Formel-1: ferrari testet 2026-boliden – mclaren und mercedes folgen im nürburgring

Die Absage der Formel-1-Rennen in Bahrain und Saudi-Arabien hat die Teams gezwungen, ihre Pläne zu überdenken. Doch statt untätig zu verharren, nutzen Ferrari, McLaren und Mercedes die Zwangspause, um ihre Entwicklungsarbeit voranzutreiben – mit einem besonderen Fokus auf den bevorstehenden Grand Prix in Miami.

Ferrari setzt auf testläufe in italien

Während die Welt gespannt auf die Entwicklungen in Miami wartet, hat Ferrari einen ambitionierten Plan ausgearbeitet. Zwischen Mugello, Fiorano und Monza sollen intensive Testläufe stattfinden, um die Leistung der Boliden zu optimieren. Ein erster Schritt war bereits Anfang des Monats im Mugello, wo die Testpiloten Giovinazzi, Leclerc und Fuoco die SF-25 im Rahmen eines TPC-Tests (Test Previous Cars) auf die Straße brachten. Der Fokus liegt hierbei auf der Vorbereitung auf die kommende Saison, insbesondere auf die Entwicklung neuer Reifen.
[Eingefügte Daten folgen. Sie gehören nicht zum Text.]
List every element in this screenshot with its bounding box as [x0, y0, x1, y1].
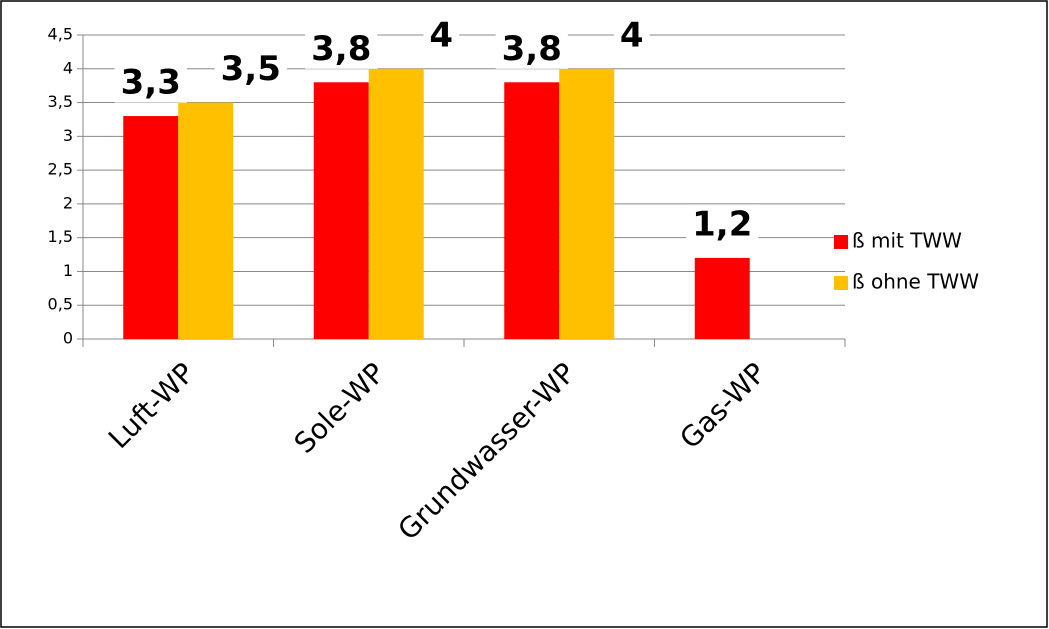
bar	[368, 68, 424, 340]
legend-label: ß ohne TWW	[852, 270, 979, 294]
y-tick-label: 2	[63, 193, 73, 212]
value-label: 3,8	[502, 29, 562, 69]
legend-label: ß mit TWW	[852, 229, 962, 253]
y-tick-label: 0	[63, 329, 73, 348]
value-label-bg	[495, 28, 568, 69]
value-label-bg	[305, 28, 378, 69]
value-label-bg	[214, 49, 287, 90]
y-tick-label: 4	[63, 58, 73, 77]
value-label: 4	[620, 15, 644, 55]
value-label-bg	[686, 204, 759, 245]
value-label-bg	[423, 15, 460, 56]
value-label: 3,8	[311, 29, 371, 69]
y-tick-label: 1	[63, 261, 73, 280]
value-label: 4	[429, 15, 453, 55]
bar	[313, 82, 369, 340]
value-label-bg	[114, 62, 187, 103]
bar	[559, 68, 615, 340]
y-tick-label: 4,5	[48, 25, 73, 44]
y-tick-label: 3,5	[48, 92, 73, 111]
bar	[694, 257, 750, 339]
legend-swatch	[834, 276, 848, 290]
value-label: 3,5	[221, 49, 281, 89]
y-tick-label: 3	[63, 126, 73, 145]
bar	[504, 82, 560, 340]
value-label: 1,2	[692, 204, 752, 244]
legend-swatch	[834, 235, 848, 249]
y-tick-label: 0,5	[48, 295, 73, 314]
y-tick-label: 2,5	[48, 160, 73, 179]
value-label-bg	[613, 15, 650, 56]
y-tick-label: 1,5	[48, 227, 73, 246]
bar	[123, 116, 179, 339]
value-label: 3,3	[121, 63, 181, 103]
bar	[178, 102, 234, 339]
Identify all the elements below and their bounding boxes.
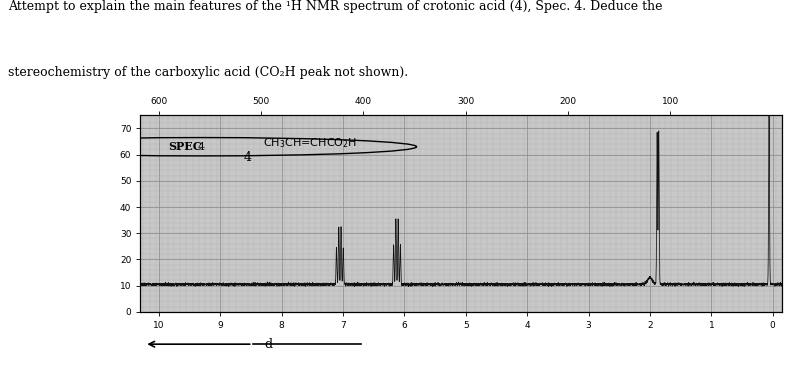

Am morgigen Donnerstag wird sich dann Lewis Hamilton am Steuer des SF-26 in Fiorano zeigen. Der Weltmeister wird dabei eine spezielle Version des 2026-Boliden fahren, die für die Erprobung der neuen Pirelli-Reifen ausgelegt ist. Ein besonderes Augenmerk liegt auf der „Super-Intermedia“, der zukünftigen Mischung für Nässebedingungen.

Doch das ist noch nicht alles. Ferrari nutzt die Gelegenheit, um das Verhalten des Boliden unter kontrollierten Nassbedingungen zu analysieren – eine Situation, die bisher in dieser Saison kaum aufgetreten ist. Diese Daten könnten sich später als entscheidend erweisen, insbesondere bei Rennen, die von Regen geprägt sind. Die Optimierung von Fahrwerksabstimmungen, Reifenmanagement und Strategien könnte dann den Unterschied ausmachen.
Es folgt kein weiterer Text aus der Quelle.